I commit myself to redefine the word righteousness through walking my process and accessesing who I am in each moment. I commit myself to stop judging my words, I commit myself to express myself without fear of reprimand, through clearing my starting point of who I am within the words I speak, through forgiveness and believing in myself and my own expression.
I commit myself to remind myself that; whenever I have a thought about myself that is steeped in fear or trepidation - I stop and I breathe and I bring myself here, by really looking at who I am
In this moment and I ask myself if I am being real/ honest about how I want to express myself and if I am not I correct it in the moment, by breathing and forgiving and letting the reaction go.

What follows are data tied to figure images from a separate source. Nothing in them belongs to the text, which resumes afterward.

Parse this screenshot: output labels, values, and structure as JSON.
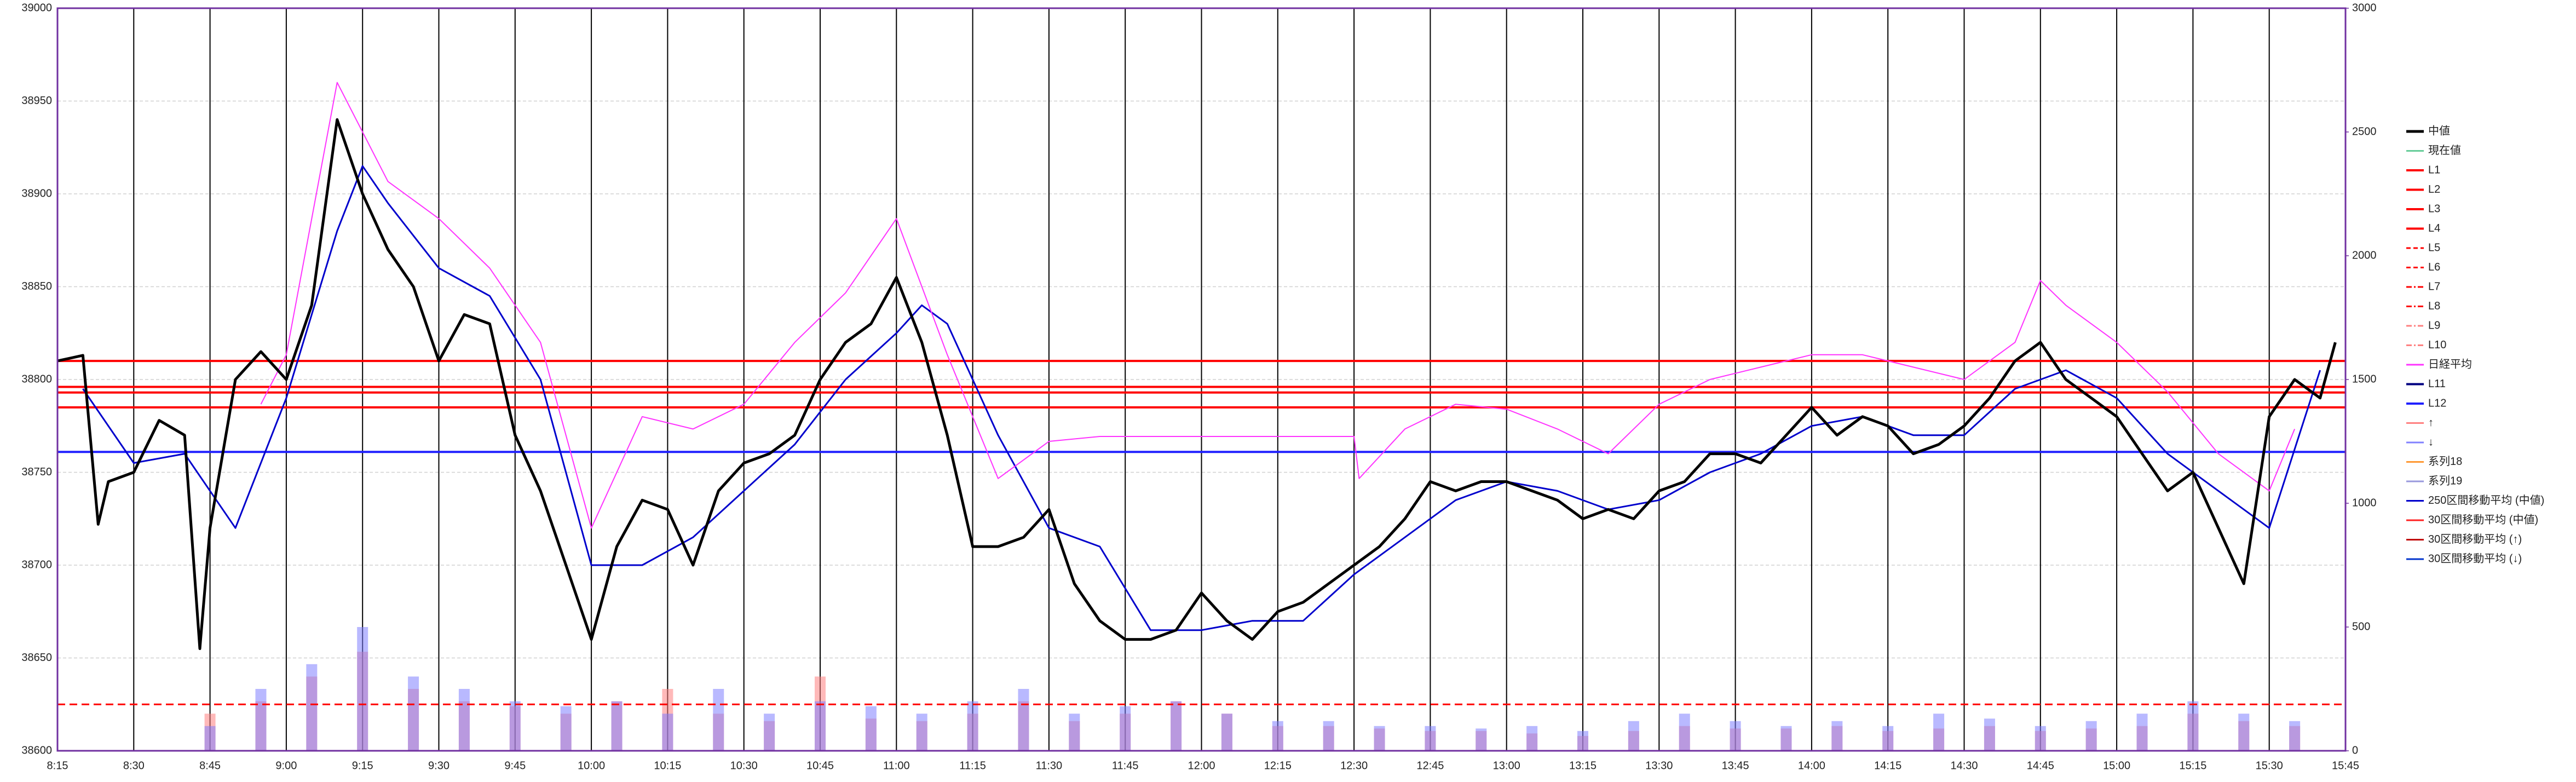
{
  "chart_data": {
    "type": "line",
    "xlim": [
      495,
      945
    ],
    "xticks": [
      {
        "value": 495,
        "label": "8:15"
      },
      {
        "value": 510,
        "label": "8:30"
      },
      {
        "value": 525,
        "label": "8:45"
      },
      {
        "value": 540,
        "label": "9:00"
      },
      {
        "value": 555,
        "label": "9:15"
      },
      {
        "value": 570,
        "label": "9:30"
      },
      {
        "value": 585,
        "label": "9:45"
      },
      {
        "value": 600,
        "label": "10:00"
      },
      {
        "value": 615,
        "label": "10:15"
      },
      {
        "value": 630,
        "label": "10:30"
      },
      {
        "value": 645,
        "label": "10:45"
      },
      {
        "value": 660,
        "label": "11:00"
      },
      {
        "value": 675,
        "label": "11:15"
      },
      {
        "value": 690,
        "label": "11:30"
      },
      {
        "value": 705,
        "label": "11:45"
      },
      {
        "value": 720,
        "label": "12:00"
      },
      {
        "value": 735,
        "label": "12:15"
      },
      {
        "value": 750,
        "label": "12:30"
      },
      {
        "value": 765,
        "label": "12:45"
      },
      {
        "value": 780,
        "label": "13:00"
      },
      {
        "value": 795,
        "label": "13:15"
      },
      {
        "value": 810,
        "label": "13:30"
      },
      {
        "value": 825,
        "label": "13:45"
      },
      {
        "value": 840,
        "label": "14:00"
      },
      {
        "value": 855,
        "label": "14:15"
      },
      {
        "value": 870,
        "label": "14:30"
      },
      {
        "value": 885,
        "label": "14:45"
      },
      {
        "value": 900,
        "label": "15:00"
      },
      {
        "value": 915,
        "label": "15:15"
      },
      {
        "value": 930,
        "label": "15:30"
      },
      {
        "value": 945,
        "label": "15:45"
      }
    ],
    "ylim": [
      38600,
      39000
    ],
    "yticks": [
      38600,
      38650,
      38700,
      38750,
      38800,
      38850,
      38900,
      38950,
      39000
    ],
    "y2lim": [
      0,
      3000
    ],
    "y2ticks": [
      0,
      500,
      1000,
      1500,
      2000,
      2500,
      3000
    ],
    "grid": true,
    "legend": "right",
    "series": [
      {
        "name": "中値",
        "color": "#000000",
        "width": 5,
        "x": [
          495,
          500,
          503,
          505,
          510,
          515,
          520,
          523,
          525,
          530,
          535,
          540,
          545,
          550,
          555,
          560,
          565,
          570,
          575,
          580,
          585,
          590,
          595,
          600,
          605,
          610,
          615,
          620,
          625,
          630,
          635,
          640,
          645,
          650,
          655,
          660,
          665,
          670,
          675,
          680,
          685,
          690,
          695,
          700,
          705,
          710,
          715,
          720,
          725,
          730,
          735,
          740,
          745,
          750,
          755,
          760,
          765,
          770,
          775,
          780,
          785,
          790,
          795,
          800,
          805,
          810,
          815,
          820,
          825,
          830,
          835,
          840,
          845,
          850,
          855,
          860,
          865,
          870,
          875,
          880,
          885,
          890,
          895,
          900,
          905,
          910,
          915,
          920,
          925,
          930,
          935,
          940,
          943
        ],
        "values": [
          38810,
          38813,
          38722,
          38745,
          38750,
          38778,
          38770,
          38655,
          38720,
          38800,
          38815,
          38800,
          38840,
          38940,
          38900,
          38870,
          38850,
          38810,
          38835,
          38830,
          38770,
          38740,
          38700,
          38660,
          38710,
          38735,
          38730,
          38700,
          38740,
          38755,
          38760,
          38770,
          38800,
          38820,
          38830,
          38855,
          38820,
          38770,
          38710,
          38710,
          38715,
          38730,
          38690,
          38670,
          38660,
          38660,
          38665,
          38685,
          38670,
          38660,
          38675,
          38680,
          38690,
          38700,
          38710,
          38725,
          38745,
          38740,
          38745,
          38745,
          38740,
          38735,
          38725,
          38730,
          38725,
          38740,
          38745,
          38760,
          38760,
          38755,
          38770,
          38785,
          38770,
          38780,
          38775,
          38760,
          38765,
          38775,
          38790,
          38810,
          38820,
          38800,
          38790,
          38780,
          38760,
          38740,
          38750,
          38720,
          38690,
          38780,
          38800,
          38790,
          38820
        ]
      },
      {
        "name": "現在値",
        "color": "#66cc99",
        "width": 2
      },
      {
        "name": "L1",
        "color": "#ff0000",
        "width": 4,
        "level": 38810
      },
      {
        "name": "L2",
        "color": "#ff0000",
        "width": 4,
        "level": 38796
      },
      {
        "name": "L3",
        "color": "#ff0000",
        "width": 4,
        "level": 38793
      },
      {
        "name": "L4",
        "color": "#ff0000",
        "width": 4,
        "level": 38785
      },
      {
        "name": "L5",
        "color": "#ff0000",
        "width": 3,
        "dash": "dash",
        "level": 38625
      },
      {
        "name": "L6",
        "color": "#ff0000",
        "width": 3,
        "dash": "dash"
      },
      {
        "name": "L7",
        "color": "#ff0000",
        "width": 3,
        "dash": "dashdot"
      },
      {
        "name": "L8",
        "color": "#ff0000",
        "width": 3,
        "dash": "dashdot"
      },
      {
        "name": "L9",
        "color": "#ff8080",
        "width": 3,
        "dash": "dashdot"
      },
      {
        "name": "L10",
        "color": "#ff8080",
        "width": 3,
        "dash": "dashdot"
      },
      {
        "name": "日経平均",
        "color": "#ff33ff",
        "width": 2,
        "axis": "y2",
        "x": [
          535,
          540,
          550,
          560,
          570,
          580,
          590,
          600,
          610,
          620,
          630,
          640,
          650,
          660,
          670,
          680,
          690,
          700,
          750,
          751,
          760,
          770,
          780,
          790,
          800,
          810,
          820,
          830,
          840,
          850,
          860,
          870,
          880,
          885,
          890,
          900,
          910,
          920,
          930,
          935
        ],
        "values": [
          1400,
          1600,
          2700,
          2300,
          2150,
          1950,
          1650,
          900,
          1350,
          1300,
          1400,
          1650,
          1850,
          2150,
          1600,
          1100,
          1250,
          1270,
          1270,
          1100,
          1300,
          1400,
          1380,
          1300,
          1200,
          1400,
          1500,
          1550,
          1600,
          1600,
          1550,
          1500,
          1650,
          1900,
          1800,
          1650,
          1450,
          1200,
          1050,
          1300
        ]
      },
      {
        "name": "L11",
        "color": "#000080",
        "width": 4
      },
      {
        "name": "L12",
        "color": "#2020ff",
        "width": 4,
        "level": 38761
      },
      {
        "name": "↑",
        "color": "#ff8080",
        "width": 3,
        "axis": "y2",
        "bars": true,
        "x": [
          525,
          535,
          545,
          555,
          565,
          575,
          585,
          595,
          605,
          615,
          625,
          635,
          645,
          655,
          665,
          675,
          685,
          695,
          705,
          715,
          725,
          735,
          745,
          755,
          765,
          775,
          785,
          795,
          805,
          815,
          825,
          835,
          845,
          855,
          865,
          875,
          885,
          895,
          905,
          915,
          925,
          935
        ],
        "values": [
          150,
          200,
          300,
          400,
          250,
          200,
          180,
          150,
          200,
          250,
          150,
          120,
          300,
          130,
          120,
          150,
          200,
          120,
          150,
          200,
          150,
          100,
          100,
          90,
          80,
          80,
          70,
          60,
          80,
          100,
          90,
          90,
          100,
          80,
          90,
          100,
          80,
          90,
          100,
          150,
          120,
          100
        ]
      },
      {
        "name": "↓",
        "color": "#8080ff",
        "width": 3,
        "axis": "y2",
        "bars": true,
        "x": [
          525,
          535,
          545,
          555,
          565,
          575,
          585,
          595,
          605,
          615,
          625,
          635,
          645,
          655,
          665,
          675,
          685,
          695,
          705,
          715,
          725,
          735,
          745,
          755,
          765,
          775,
          785,
          795,
          805,
          815,
          825,
          835,
          845,
          855,
          865,
          875,
          885,
          895,
          905,
          915,
          925,
          935
        ],
        "values": [
          100,
          250,
          350,
          500,
          300,
          250,
          200,
          180,
          200,
          150,
          250,
          150,
          200,
          180,
          150,
          200,
          250,
          150,
          180,
          200,
          150,
          120,
          120,
          100,
          100,
          90,
          100,
          80,
          120,
          150,
          120,
          100,
          120,
          100,
          150,
          130,
          100,
          120,
          150,
          200,
          150,
          120
        ]
      },
      {
        "name": "系列18",
        "color": "#ff9933",
        "width": 3
      },
      {
        "name": "系列19",
        "color": "#9999dd",
        "width": 3
      },
      {
        "name": "250区間移動平均 (中値)",
        "color": "#0000cc",
        "width": 3,
        "x": [
          500,
          510,
          520,
          530,
          540,
          550,
          555,
          560,
          570,
          580,
          590,
          600,
          610,
          620,
          630,
          640,
          650,
          660,
          665,
          670,
          680,
          690,
          700,
          710,
          720,
          730,
          740,
          750,
          760,
          770,
          780,
          790,
          800,
          810,
          820,
          830,
          840,
          850,
          860,
          870,
          880,
          890,
          900,
          910,
          920,
          930,
          940
        ],
        "values": [
          38795,
          38755,
          38760,
          38720,
          38790,
          38880,
          38915,
          38895,
          38860,
          38845,
          38800,
          38700,
          38700,
          38715,
          38740,
          38765,
          38800,
          38825,
          38840,
          38830,
          38770,
          38720,
          38710,
          38665,
          38665,
          38670,
          38670,
          38695,
          38715,
          38735,
          38745,
          38740,
          38730,
          38735,
          38750,
          38760,
          38775,
          38780,
          38770,
          38770,
          38795,
          38805,
          38790,
          38760,
          38740,
          38720,
          38805
        ]
      },
      {
        "name": "30区間移動平均 (中値)",
        "color": "#ff2020",
        "width": 3
      },
      {
        "name": "30区間移動平均 (↑)",
        "color": "#c00000",
        "width": 3
      },
      {
        "name": "30区間移動平均 (↓)",
        "color": "#0033cc",
        "width": 3
      }
    ]
  }
}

I commit myself to redefine the word righteousness to an acceptance and allowance of my own righteousness; in that I am acceptable and I am right in my words and my words are acceptable to me, and provided that I stand equal and one with my words within a point of best for all then I am righteous in who I am in all moments.
I commit myself to stop and breathe before I communicate and I assess who I am in these moments, I commit myself to live the words SELF righteousness in a way that is best for me and within this best for all.